Additionally radiolabeled whole body studies after a single dose orally administered, show high bioavailability peaking at 6 hours with trace drug still evident at day 3. Importantly the bioavailability in the uveal tract (representing drug concentrated in the iris, ciliary body and the choroid/retina) was high and essentially the same as in the kidney.

InflammX has carried out significant pre-clinical in vitro studies definitively demonstrating the mechanism of action.

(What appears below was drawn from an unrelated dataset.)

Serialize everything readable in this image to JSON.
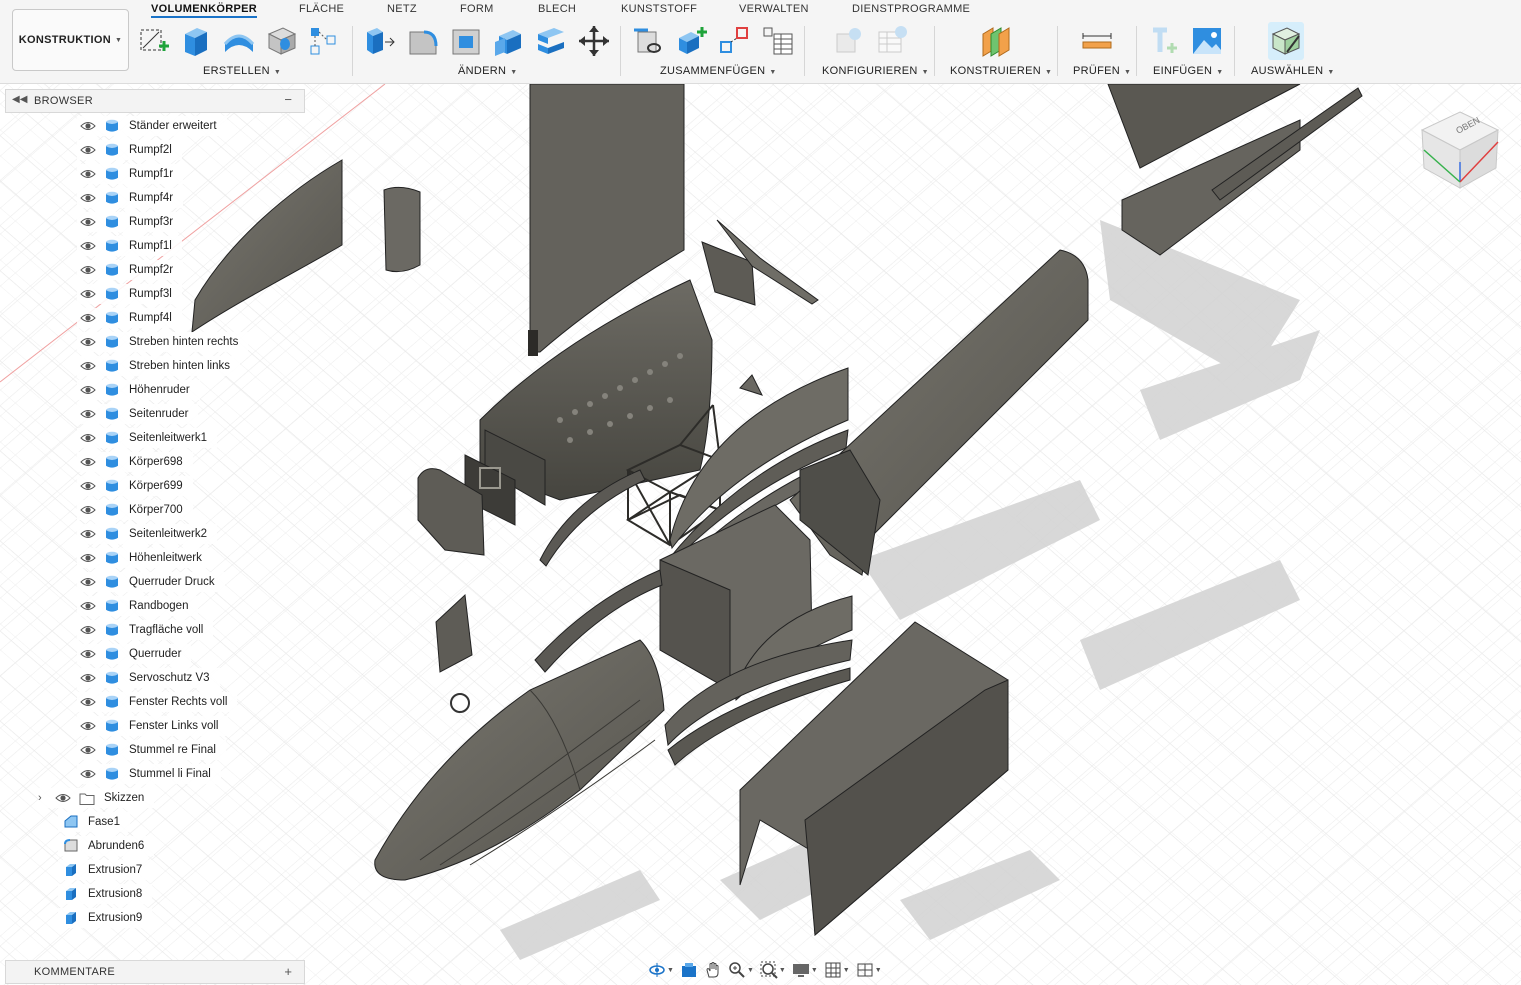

Additionally studies have been undertaken in a phenotypical model of dry AMD (GA) and a rat model of Diabetic Retinopathy. The rat model was unique in that the rats were born with diabetes and exhibited signs of diabetic retinopathy (micro and macro aneurysms) at 4 weeks. The studies in both of these models of disease showed both structural and functional efficacy in the Xiflam treated groups compared to placebo controls.

In a diabetic challenge model in human ex-vivo retina, and in human retinal pigment epithelium and endothelial cell models, Xiflam stops ATP release, preventing inflammasome complex assembly and significantly reducing the release of multiple inflammatory cytokines including Il-1b, Il-18, IL-6, IL-8, sICAM-1 and VEGF.